Looking to solve this pain point in the market, veteran, Ari Paparo, publicly launched BeesWax this week. BeesWax is positioning itself as 'bidder-as-a-service', effectively a customised bidder hosted on the BeesWax infrastructure.

Aimed at ad networks and sophisticated advertisers the idea is to reduce the resource required to run a bespoke bidder. BeesWax is backed by a number of high-profile ad tech execs. The company has also assembled a high-profile engineering team to develop the product for the market.

Paparo has rightly targeted video for its initial launch. Video lacks affordable trading tech options – and BeesWax is already seeing demand for its solution from progressive ad networks, looking for a point of differentiation from trading desks, DSPs, and SSPs that have swallowed large portions of their business over the past five years.

Paparo expects a BeesWax display solution will be market ready in the coming months. The product is still only US-based, but a European launch is expected in early 2016.

Netflix blazes a trail – again

Netflix posted positive quarterly numbers this week, as the video streaming giant increased on its key KPIs. Here are the highlights:

-- 3.3 million new streaming members, compared to 1.7 million in the previous year quarter, this reflects consumers' passion to consuming online video content which is also a growing online advertising revenue stream for many publishers

-- Losses likely to continue in the second half as additional markets launch (Japan in Q3, and Spain, Italy, and Portugal in Q4)

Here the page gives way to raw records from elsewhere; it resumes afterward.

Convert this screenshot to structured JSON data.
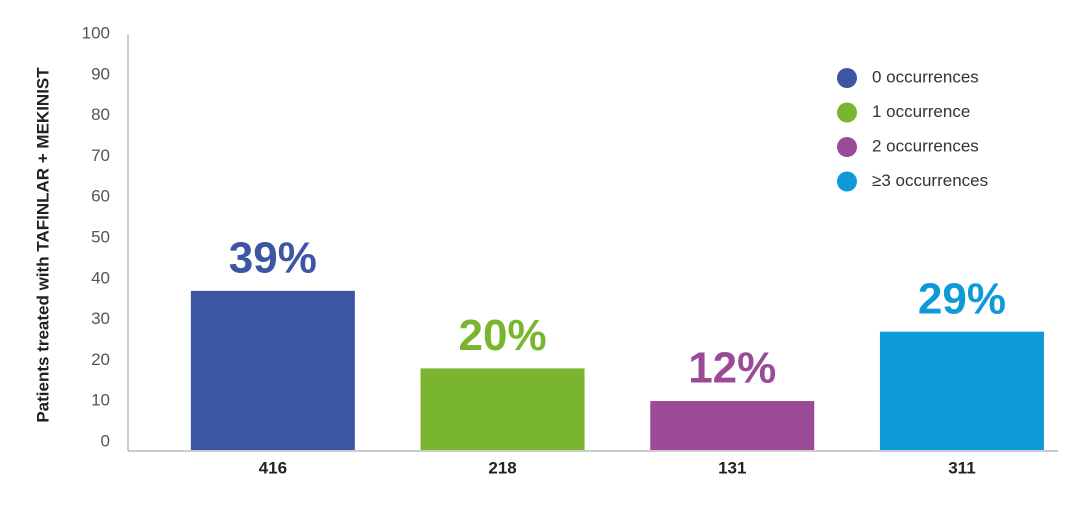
{
  "chart_data": {
    "type": "bar",
    "y_label": "Patients treated with TAFINLAR + MEKINIST",
    "categories": [
      "416",
      "218",
      "131",
      "311"
    ],
    "values": [
      39,
      20,
      12,
      29
    ],
    "value_labels": [
      "39%",
      "20%",
      "12%",
      "29%"
    ],
    "colors": [
      "#3d56a4",
      "#7ab530",
      "#9a4a97",
      "#0e9ad8"
    ],
    "legend": [
      "0 occurrences",
      "1 occurrence",
      "2 occurrences",
      "≥3 occurrences"
    ],
    "ylim": [
      0,
      100
    ],
    "yticks": [
      0,
      10,
      20,
      30,
      40,
      50,
      60,
      70,
      80,
      90,
      100
    ]
  }
}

-- In mid June, Netflix members globally watched a record number of hours in a single day, led by Orange is the New Black, despite the season finale of HBO’s Game of Thrones and game five of the NBA finals also falling on that Sunday

-- Netflix plan to move into the original film business in order to have new, high-quality movies that global members can find only on Netflix

-- Netflix will be making its first foray into Asia this autumn, launching in Japan, and are gearing up to offer services around the globe

There is still no indication as to whether Netflix will enter the video market. Will there be a temptation to air advertising-funded programming? Maybe back catalogues.

With its global scale and granular data, Netflix might at some stage enter the programmatic video market. During the call, Netflix indicated that subscriptions might have to be raised. Is there an opportunity to offset some of this cost with data-driven video advertising?

ExchangeWire expects Netflix to enter the digital ad market within the next 12-to-24 months, opening a huge opportunity for video programmatic trading as well as becoming a key bellwether stock for the ad tech sector.